⿻⃕⸵Chapter XXXI៚݈݇

30 7 5
                                    

Babak kedua akan dilanjutkan setelah istirahat makan siang. Sementara Zen dan yang lain menyantap hidangan, Ilo justru menerima tamparan dari ibunya karena tidak bisa menjaga Ila.

Ila diam-diam mengintip, ia merasa tidak tega melihat kakaknya selalu disalahkan karena dirinya. Hatinya sakit. Ia tidak mau melihat kakaknya terus diperlakukan tidak adil. Sebenarnya ibu mereka hanya tidak ingin kehilangan anak perempuannya, tetapi rasa takut yang berlebihan itu membuatnya menjadi ibu yang overprotective terhadap Ila dan menjadi tidak adil, bagi Ilo.

Semua itu karena kejadian 6 tahun yang lalu, ketika Ila hampir mati. Sejak saat itu, ibunya tidak mengizinkan Ila keluar dari desa, bahkan 5 bulan penuh Ila dikurung dalam rumah. Butuh sekitar 3 tahun hingga Ila kembali mendapat kebebasannya. Namun, sejak kedatangan Zen, ibunya kembali merebut kebebasan Ila.

Ila mengusap air matanya, kemudian pergi. Tidak lagi melihat hukuman apa yang ibunya berikan pada Ilo. Ila hendak menemui Zen. Hendak memenuhi janji 6 tahun lalu dan menyudahi pertandingan.

Ketika Ila mau mengetuk pintu, Zen sudah lebih dulu membuka pintu, niatnya ia mau mencari udara segar sebelum babak berikutnya dimulai.

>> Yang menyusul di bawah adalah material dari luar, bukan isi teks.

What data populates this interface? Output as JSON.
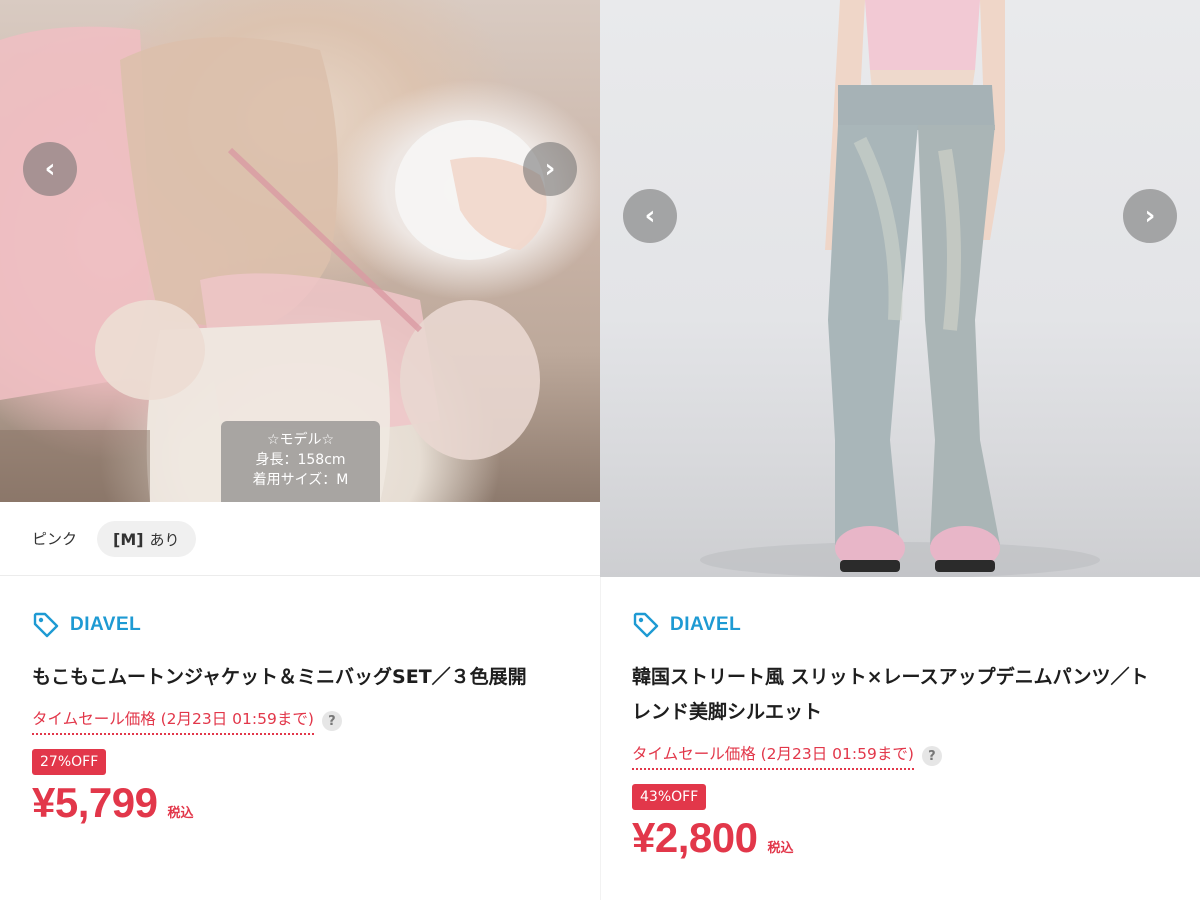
{
  "products": [
    {
      "photo_overlay": {
        "line1": "☆モデル☆",
        "line2": "身長：158cm",
        "line3": "着用サイズ：M"
      },
      "variant": {
        "color": "ピンク",
        "size": "[M]",
        "stock": "あり"
      },
      "brand": "DIAVEL",
      "title": "もこもこムートンジャケット＆ミニバッグSET／３色展開",
      "sale_label": "タイムセール価格 (2月23日 01:59まで)",
      "discount": "27%OFF",
      "price": "¥5,799",
      "tax_label": "税込"
    },
    {
      "brand": "DIAVEL",
      "title": "韓国ストリート風 スリット×レースアップデニムパンツ／トレンド美脚シルエット",
      "sale_label": "タイムセール価格 (2月23日 01:59まで)",
      "discount": "43%OFF",
      "price": "¥2,800",
      "tax_label": "税込"
    }
  ],
  "controls": {
    "prev_glyph": "‹",
    "next_glyph": "›",
    "help_glyph": "?"
  },
  "icons": {
    "tag": "tag-icon",
    "prev": "chevron-left-icon",
    "next": "chevron-right-icon",
    "help": "help-icon"
  },
  "colors": {
    "brand": "#1e9ad3",
    "sale": "#e2374a"
  }
}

"Ila? Kenapa kamu kemari?" tanya Zen seraya menutup pintu.

"Aku ...." Ila menjeda sejenak, sekali lagi memastikan keyakinannya sebelum melakukan apa yang akan ia lakukan. "Ada yang ingin kubicarakan dengan Pangeran. Hanya kita berdua, boleh?"

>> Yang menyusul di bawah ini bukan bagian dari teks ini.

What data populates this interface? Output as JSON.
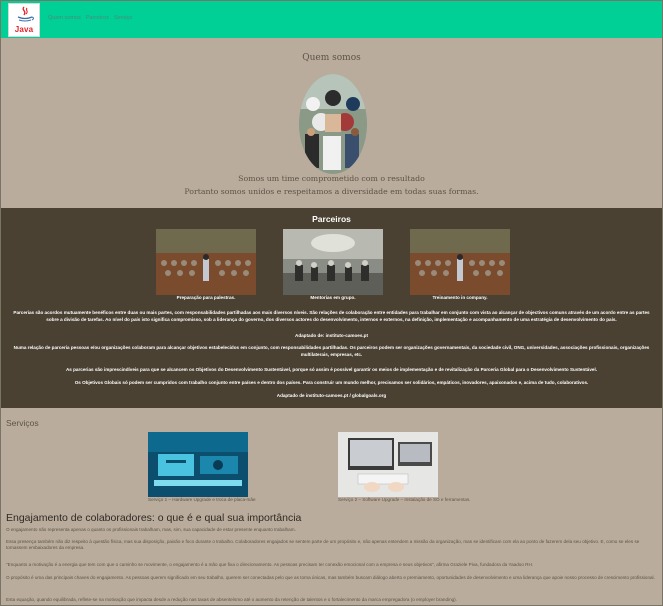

"Tentu." Zen menganggukkan kepala.

Ila mengajak Zen ke hutan belakang desa, jalannya tinggi membukit. Mereka sambal di bukti tertinggi, di antara pepohonan itu terlihat genteng-genteng pemukiman di Kerajaan Luminosa. Mereka hanya perlu turun bukit untuk sampai ke Kerajaan sebelah.

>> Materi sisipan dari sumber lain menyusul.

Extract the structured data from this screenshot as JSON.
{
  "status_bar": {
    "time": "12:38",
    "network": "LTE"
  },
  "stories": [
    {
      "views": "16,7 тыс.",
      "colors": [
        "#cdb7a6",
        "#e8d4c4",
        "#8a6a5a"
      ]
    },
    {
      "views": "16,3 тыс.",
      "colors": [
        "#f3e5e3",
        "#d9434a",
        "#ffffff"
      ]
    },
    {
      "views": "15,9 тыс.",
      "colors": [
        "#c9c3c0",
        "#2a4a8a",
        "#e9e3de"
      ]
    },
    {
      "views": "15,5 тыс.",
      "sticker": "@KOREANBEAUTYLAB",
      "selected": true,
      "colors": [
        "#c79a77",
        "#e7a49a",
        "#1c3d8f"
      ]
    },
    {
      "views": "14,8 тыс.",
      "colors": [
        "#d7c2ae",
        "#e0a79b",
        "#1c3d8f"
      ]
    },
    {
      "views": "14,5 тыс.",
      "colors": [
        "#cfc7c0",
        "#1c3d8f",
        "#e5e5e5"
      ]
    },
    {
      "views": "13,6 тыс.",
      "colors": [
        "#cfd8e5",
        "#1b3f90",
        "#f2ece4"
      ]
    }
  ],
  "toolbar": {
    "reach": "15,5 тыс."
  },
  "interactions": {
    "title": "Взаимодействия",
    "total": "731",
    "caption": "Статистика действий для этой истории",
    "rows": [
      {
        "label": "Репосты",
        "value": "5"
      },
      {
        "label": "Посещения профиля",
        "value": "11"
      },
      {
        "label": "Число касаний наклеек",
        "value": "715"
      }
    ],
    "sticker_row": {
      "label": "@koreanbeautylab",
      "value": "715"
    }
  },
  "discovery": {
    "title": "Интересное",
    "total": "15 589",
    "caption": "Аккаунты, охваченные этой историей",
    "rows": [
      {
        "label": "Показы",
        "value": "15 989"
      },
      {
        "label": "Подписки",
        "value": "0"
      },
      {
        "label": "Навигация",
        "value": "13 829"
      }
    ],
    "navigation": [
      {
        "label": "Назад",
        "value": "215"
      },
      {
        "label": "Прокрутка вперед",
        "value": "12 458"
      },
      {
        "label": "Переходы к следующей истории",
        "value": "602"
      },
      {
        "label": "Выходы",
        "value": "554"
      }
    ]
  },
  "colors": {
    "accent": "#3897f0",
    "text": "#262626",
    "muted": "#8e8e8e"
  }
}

"Ini tempat rahasiaku dan kakakku. Matahari terbenam di sini sangat indah. Kakak juga suka lihat matahari terbit di sini, kalau aku masih tidur." Ila terkekeh bercerita tentangnya dan Ilo seraya duduk di rerumputan. Zen ikut duduk di sebelahnya.

Pandangan Ila lurus ke depan, melihat asap yang keluar dari cerobong asap salah satu rumah warga. "Aku terlahir dengan tubuh yang lemah dan sering sakit-sakitan. Saat usiaku 4 tahun, aku hampir mati, atau seharusnya ... aku sudah mati saat itu ...."

⿻⃕⸙͎

Enam tahun yang lalu, beberapa minggu sebelum peperangan.

Desa Hulu Mediterranea sangat hening kala itu. Istri Kepala Desa tak henti-henti menangis sejak kemarin lusa. Putri kecilnya-Ila-terbaring lemah sejak seminggu yang lalu. Penyakit yang tidak diketahui itu kian memburuk.

Suku Hulu tidak biasanya menerima tamu, tetapi hari itu datang dua orang asing, bocah sepuluh tahun dengan ajudannya.

"Siapa kalian?! Mau apa kalian kemari?!" Tombak-tombak bambu itu dihunuskan ke kedua orang tersebut.

"Namaku Zen Kuroxwar, putra Raja Alverd, atau begitulah orang-orang mengenalku," sahut si bocah. Zen berjalan melewati penjaga gerbang, disusul Alwen yang mengikuti di belakang tanpa sepatah kata pun.

Orang-orang Suku Hulu itu bergeming membiarkan dua orang asing itu memasuki desa mereka. Bocah sepuluh tahun itu seolah memancarkan aura yang kuat. Mereka yang hidup di alam liar langsung mengerti bahwa anak kecil di depan mereka bukan orang sembarangan.

Zen kecil menelaah sejenak, mencari rumah Kepala Desa. Ia langsung menemukannya, rumah dengan hawa kematian.

Tok! Tok!

Zen kecil mengetuk pintu, lalu membukanya dan masuk sebelum ada sahutan dari pemilik rumah.

"Siapa kalian?!" ujar Kepala Desa dengan lantang.